Pederson gets the top spot, although Harper has 15 more plate appearances. There’s not a lot to separate Harper and Pederson: Harper has 2 more walks, one less strikeout, and 1 more homer. The other thing that should jump out at you in this quick list is that the Astros dominate the True Outcomes rate leaderboard. but not in a good way: the strikeout is the True Outcome of choice in Houston.

Now, all this got me to thinking: where would Harper’s current .566 True Outcome Rate put him among the All-Time True Outcomes leaders? Bryce Harper’s current Three True Outcomes Rate, if sustained for his career, would put him atop the all-time Three True Outcomes Leaderboard.

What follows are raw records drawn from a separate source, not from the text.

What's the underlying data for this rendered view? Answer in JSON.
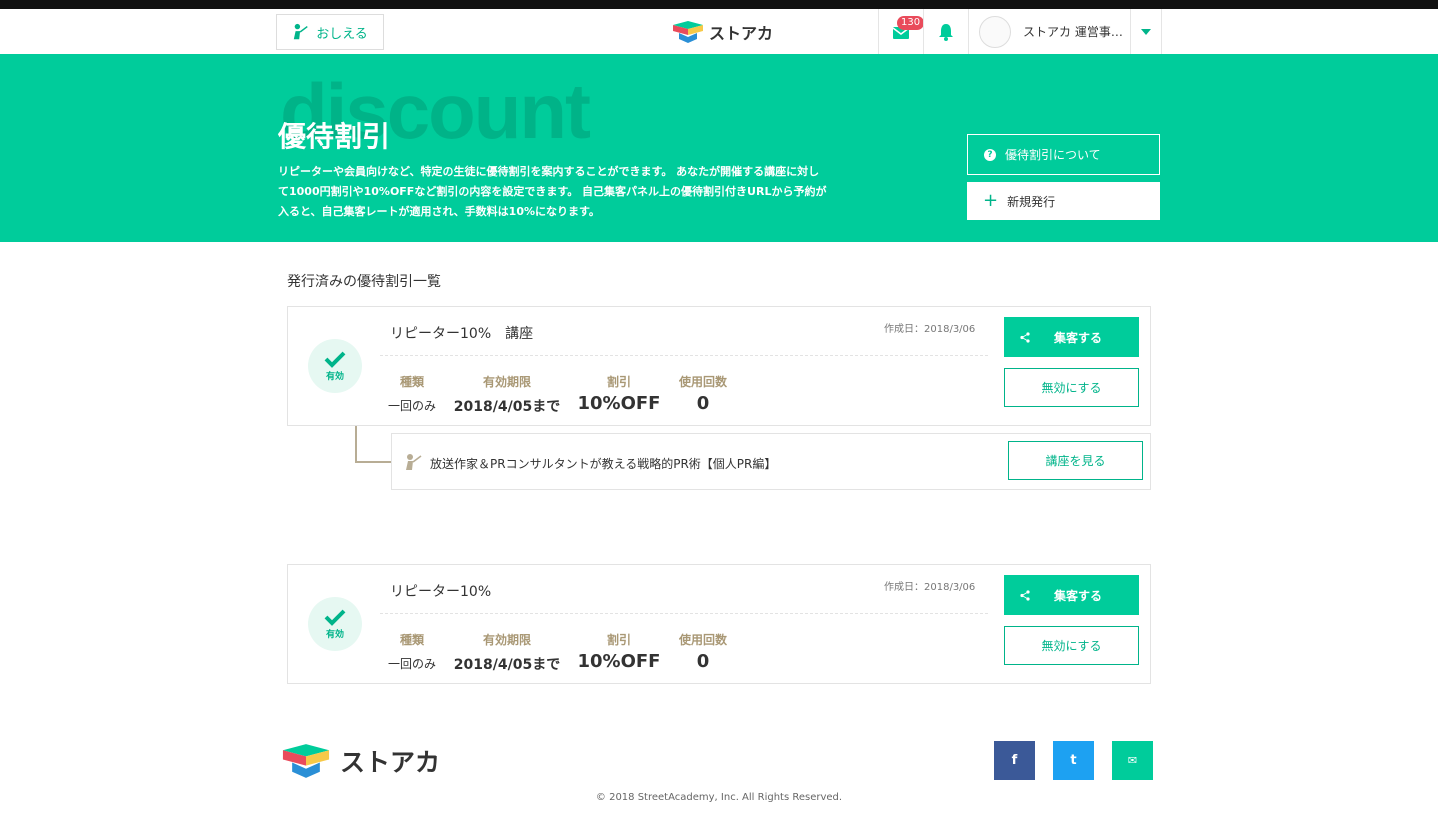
{
  "header": {
    "teach_label": "おしえる",
    "logo_text": "ストアカ",
    "mail_count": "130",
    "user_name": "ストアカ 運営事…"
  },
  "hero": {
    "bg_word": "discount",
    "title": "優待割引",
    "description": "リピーターや会員向けなど、特定の生徒に優待割引を案内することができます。 あなたが開催する講座に対して1000円割引や10%OFFなど割引の内容を設定できます。 自己集客パネル上の優待割引付きURLから予約が入ると、自己集客レートが適用され、手数料は10%になります。",
    "about_label": "優待割引について",
    "new_label": "新規発行"
  },
  "section_title": "発行済みの優待割引一覧",
  "columns": {
    "type": "種類",
    "expiry": "有効期限",
    "discount": "割引",
    "usage": "使用回数"
  },
  "coupons": [
    {
      "status": "有効",
      "name": "リピーター10%　講座",
      "created": "作成日：2018/3/06",
      "type": "一回のみ",
      "expiry": "2018/4/05まで",
      "discount": "10%OFF",
      "usage": "0",
      "promote_label": "集客する",
      "disable_label": "無効にする",
      "course": {
        "name": "放送作家＆PRコンサルタントが教える戦略的PR術【個人PR編】",
        "view_label": "講座を見る"
      }
    },
    {
      "status": "有効",
      "name": "リピーター10%",
      "created": "作成日：2018/3/06",
      "type": "一回のみ",
      "expiry": "2018/4/05まで",
      "discount": "10%OFF",
      "usage": "0",
      "promote_label": "集客する",
      "disable_label": "無効にする"
    }
  ],
  "footer": {
    "logo_text": "ストアカ",
    "facebook": "f",
    "twitter": "t",
    "email": "✉",
    "copyright": "© 2018 StreetAcademy, Inc. All Rights Reserved."
  },
  "colors": {
    "brand_green": "#00cc9b",
    "facebook": "#3b5998",
    "twitter": "#1da1f2"
  }
}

And what kind of rarified company would Harper join if his batting approach stays the same? Let’s go down the top ten:

  • Jack Cust, .530. [Long-time journeyman AL designated hitter]
  • Dave Nicholson, .514 [Preferred outcome: Strikeout. Led AL in strikeouts 1963]
  • Russell Branyan, .505, [Russell “the Muscle”: another strikeout machine]
  • Chris Carter, .504 [Yes, the same Chris Carter on the Astros, above]
  • Adam Dunn, .499 [The man who made the Three True Outcomes famous in DC]
  • Rob Deer, .491 [Led AL in strikeouts 4 times!]
  • Melvin Nieves, .486 [Preferred outcome: strikeout]
  • Mark Reynolds, .486 [and dropping]
  • Milt Pappas, .482 [A 2-time All-Star pitcher! And, bonus: as a batter, his most frequent True Outcome was a strikeout–which was also his most frequent True Outcome as a pitcher!]
  • Jim Thome, .476, [Another archetypical True Outcome Slugger]

Which leads us to an important point: although True Outcome Rate brings joy to the baseball nerd, it does not tell us that a batter is good at batting. The all-time leaderboard is  dominated by strikeout machines. Jim Thome dominates the WAR standings here, with 68.9 WAR over a career that began while we were all reading President George Herbert Walker Bush’s lips because Al Gore hadn’t yet invented the Internet and ended sometime during the bazillionth time I watched “Gangnam Style.” Only Adam Dunn has double-digit WAR (25.7). Mark Reynolds might eventually get there (9.9). Jim Thome only managed 8.6 over a career that began in the George Herbert Walker Bush administration and ended last season. Russell Branyan’s untrue-outcome slugging got him 6.2 WAR. Below that, it’s replacement level or worse batting.

Still, it gives you some perspective as to one possible career path for Harper: a kind of Super WAR Donkey.

Play us out, Spandau Ballet:

Edited, because Distinguished Senators pointed out that I got Thome’s WAR total wrong by a full order of magnitude. I am an idiot.